A leading new Labour peer has mounted a strong attack on the "audit culture". Baroness Kennedy, the lawyer and human rights campaigner, told an Edinburgh audience last week that this was "the folly of government".
Delivering the annual General Teaching Council for Scotland lecture, Baroness Kennedy criticised "the relentless prescriptive interventions, the battery of targets, the audit culture.
"The first casualty of an audit culture is the quality of the statistics that results because there is always the temptation for the Government to massage the figures."
Baroness Kennedy, whose alma mater is Glasgow's Holyrood Secondary, also went on the offensive against claims that today's young people are less well-educated and less well-informed than previous generations.
She said this was based on "evidence" such as the recent ICM poll which revealed ignorance of Shakespeare, inability to name four Prime Ministers since 1900 and puzzlement as to who William Caxton was.
Yet the poll also questioned youngsters about television programmes, computers, software programmes and so on, finding a very different story.
"It's a question of how you define culture and what is the place of contemporary culture," she commented. "The key question is: what is of value?"
Baroness Kennedy suggested that today's generation, particularly women, are better educated and more widely informed.

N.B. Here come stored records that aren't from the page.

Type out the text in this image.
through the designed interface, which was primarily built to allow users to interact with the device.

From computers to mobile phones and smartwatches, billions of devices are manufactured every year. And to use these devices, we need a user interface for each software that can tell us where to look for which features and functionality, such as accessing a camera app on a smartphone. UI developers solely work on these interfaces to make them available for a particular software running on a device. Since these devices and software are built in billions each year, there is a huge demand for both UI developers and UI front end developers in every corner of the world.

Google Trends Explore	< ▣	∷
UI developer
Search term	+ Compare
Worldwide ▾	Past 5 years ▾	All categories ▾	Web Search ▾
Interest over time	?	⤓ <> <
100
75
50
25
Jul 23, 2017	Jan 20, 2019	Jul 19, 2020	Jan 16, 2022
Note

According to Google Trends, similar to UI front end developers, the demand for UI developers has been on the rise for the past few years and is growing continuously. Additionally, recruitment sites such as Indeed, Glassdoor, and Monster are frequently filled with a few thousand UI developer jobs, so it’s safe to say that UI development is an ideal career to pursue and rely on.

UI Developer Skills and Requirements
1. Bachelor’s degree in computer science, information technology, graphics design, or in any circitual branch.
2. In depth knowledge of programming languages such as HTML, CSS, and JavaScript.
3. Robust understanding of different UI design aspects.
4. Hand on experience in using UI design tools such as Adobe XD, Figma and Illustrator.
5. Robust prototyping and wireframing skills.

They may not commit facts to memory but they know how to search for them in a discriminatory fashion, which is essential in an age of "information overload".

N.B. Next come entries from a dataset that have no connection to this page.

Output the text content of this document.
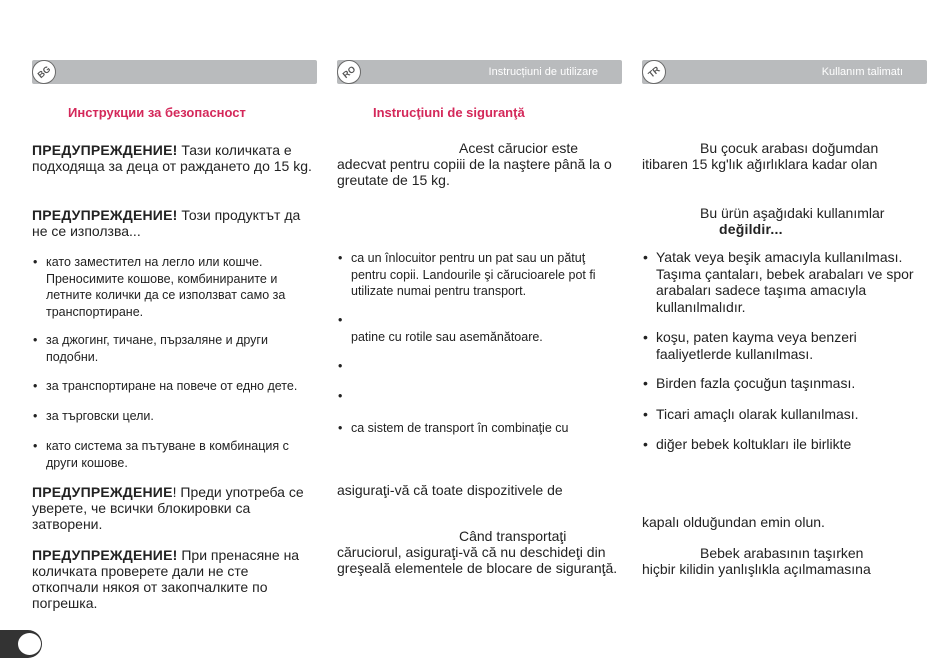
BG
Инструкции за безопасност
ПРЕДУПРЕЖДЕНИЕ! Тази количката е подходяща за деца от раждането до 15 kg.
ПРЕДУПРЕЖДЕНИЕ! Този продуктът да не се използва...
• като заместител на легло или кошче. Преносимите кошове, комбинираните и летните колички да се използват само за транспортиране.
• за джогинг, тичане, пързаляне и други подобни.
• за транспортиране на повече от едно дете.
• за търговски цели.
• като система за пътуване в комбинация с други кошове.
ПРЕДУПРЕЖДЕНИЕ! Преди употреба се уверете, че всички блокировки са затворени.
ПРЕДУПРЕЖДЕНИЕ! При пренасяне на количката проверете дали не сте откопчали някоя от закопчалките по погрешка.
RO	Instrucțiuni de utilizare
Instrucţiuni de siguranţă
Acest cărucior este
adecvat pentru copiii de la naştere până la o greutate de 15 kg.
• ca un înlocuitor pentru un pat sau un pătuţ pentru copii. Landourile şi cărucioarele pot fi utilizate numai pentru transport.

• patine cu rotile sau asemănătoare.
• ca sistem de transport în combinaţie cu
asiguraţi-vă că toate dispozitivele de
Când transportaţi
căruciorul, asiguraţi-vă că nu deschideţi din greşeală elementele de blocare de siguranţă.
TR	Kullanım talimatı
Bu çocuk arabası doğumdan
itibaren 15 kg'lık ağırlıklara kadar olan
Bu ürün aşağıdaki kullanımlar
değildir...
• Yatak veya beşik amacıyla kullanılması. Taşıma çantaları, bebek arabaları ve spor arabaları sadece taşıma amacıyla kullanılmalıdır.
• koşu, paten kayma veya benzeri faaliyetlerde kullanılması.
• Birden fazla çocuğun taşınması.
• Ticari amaçlı olarak kullanılması.
• diğer bebek koltukları ile birlikte
kapalı olduğundan emin olun.
Bebek arabasının taşırken
hiçbir kilidin yanlışlıkla açılmamasına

None the less, she had some sympathy with the view that "facts are what can be deployed against the glib bullshitter.
"I have always believed that knowledge gives us power to say no and to protect ourselves from the political sleight of hand, from the meretricious, from the bogus, from the flimsy claims of the tabloid newspapers."

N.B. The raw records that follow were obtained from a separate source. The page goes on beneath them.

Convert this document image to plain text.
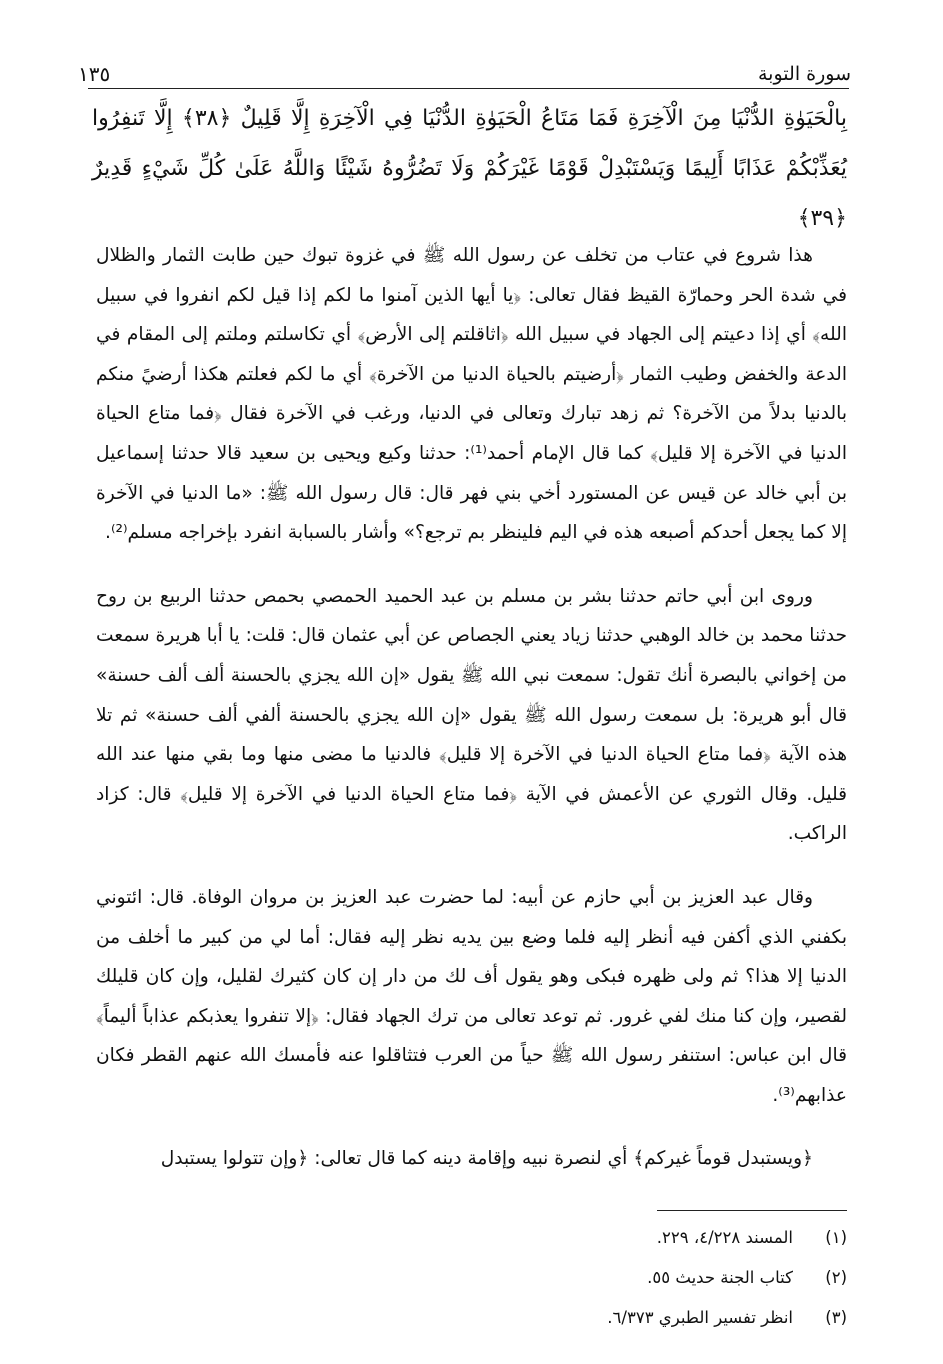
سورة التوبة
١٣٥
بِالْحَيَوٰةِ الدُّنْيَا مِنَ الْآخِرَةِ فَمَا مَتَاعُ الْحَيَوٰةِ الدُّنْيَا فِي الْآخِرَةِ إِلَّا قَلِيلٌ ﴿٣٨﴾ إِلَّا تَنفِرُوا يُعَذِّبْكُمْ عَذَابًا أَلِيمًا وَيَسْتَبْدِلْ قَوْمًا غَيْرَكُمْ وَلَا تَضُرُّوهُ شَيْئًا وَاللَّهُ عَلَىٰ كُلِّ شَيْءٍ قَدِيرٌ ﴿٣٩﴾

هذا شروع في عتاب من تخلف عن رسول الله ﷺ في غزوة تبوك حين طابت الثمار والظلال في شدة الحر وحمارّة القيظ فقال تعالى: ﴿يا أيها الذين آمنوا ما لكم إذا قيل لكم انفروا في سبيل الله﴾ أي إذا دعيتم إلى الجهاد في سبيل الله ﴿اثاقلتم إلى الأرض﴾ أي تكاسلتم وملتم إلى المقام في الدعة والخفض وطيب الثمار ﴿أرضيتم بالحياة الدنيا من الآخرة﴾ أي ما لكم فعلتم هكذا أرضيً منكم بالدنيا بدلاً من الآخرة؟ ثم زهد تبارك وتعالى في الدنيا، ورغب في الآخرة فقال ﴿فما متاع الحياة الدنيا في الآخرة إلا قليل﴾ كما قال الإمام أحمد⁽¹⁾: حدثنا وكيع ويحيى بن سعيد قالا حدثنا إسماعيل بن أبي خالد عن قيس عن المستورد أخي بني فهر قال: قال رسول الله ﷺ: «ما الدنيا في الآخرة إلا كما يجعل أحدكم أصبعه هذه في اليم فلينظر بم ترجع؟» وأشار بالسبابة انفرد بإخراجه مسلم⁽²⁾.

وروى ابن أبي حاتم حدثنا بشر بن مسلم بن عبد الحميد الحمصي بحمص حدثنا الربيع بن روح حدثنا محمد بن خالد الوهبي حدثنا زياد يعني الجصاص عن أبي عثمان قال: قلت: يا أبا هريرة سمعت من إخواني بالبصرة أنك تقول: سمعت نبي الله ﷺ يقول «إن الله يجزي بالحسنة ألف ألف حسنة» قال أبو هريرة: بل سمعت رسول الله ﷺ يقول «إن الله يجزي بالحسنة ألفي ألف حسنة» ثم تلا هذه الآية ﴿فما متاع الحياة الدنيا في الآخرة إلا قليل﴾ فالدنيا ما مضى منها وما بقي منها عند الله قليل. وقال الثوري عن الأعمش في الآية ﴿فما متاع الحياة الدنيا في الآخرة إلا قليل﴾ قال: كزاد الراكب.

وقال عبد العزيز بن أبي حازم عن أبيه: لما حضرت عبد العزيز بن مروان الوفاة. قال: ائتوني بكفني الذي أكفن فيه أنظر إليه فلما وضع بين يديه نظر إليه فقال: أما لي من كبير ما أخلف من الدنيا إلا هذا؟ ثم ولى ظهره فبكى وهو يقول أف لك من دار إن كان كثيرك لقليل، وإن كان قليلك لقصير، وإن كنا منك لفي غرور. ثم توعد تعالى من ترك الجهاد فقال: ﴿إلا تنفروا يعذبكم عذاباً أليماً﴾ قال ابن عباس: استنفر رسول الله ﷺ حياً من العرب فتثاقلوا عنه فأمسك الله عنهم القطر فكان عذابهم⁽³⁾.

﴿ويستبدل قوماً غيركم﴾ أي لنصرة نبيه وإقامة دينه كما قال تعالى: ﴿وإن تتولوا يستبدل

(١)
المسند ٤/٢٢٨، ٢٢٩.
(٢)
كتاب الجنة حديث ٥٥.
(٣)
انظر تفسير الطبري ٦/٣٧٣.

Baroness Kennedy admitted that one casualty of the developing knowledge age could be "the quality of extended attention" as the speed of the information and knowledge economy gathers pace and intensity.
Her parting shot to politicians was that "they will not galvanise professionals by exposing pockets of failure but by lauding successes". She added: "Ministers, managers and educators have to learn to listen - and to listen to learners in particular."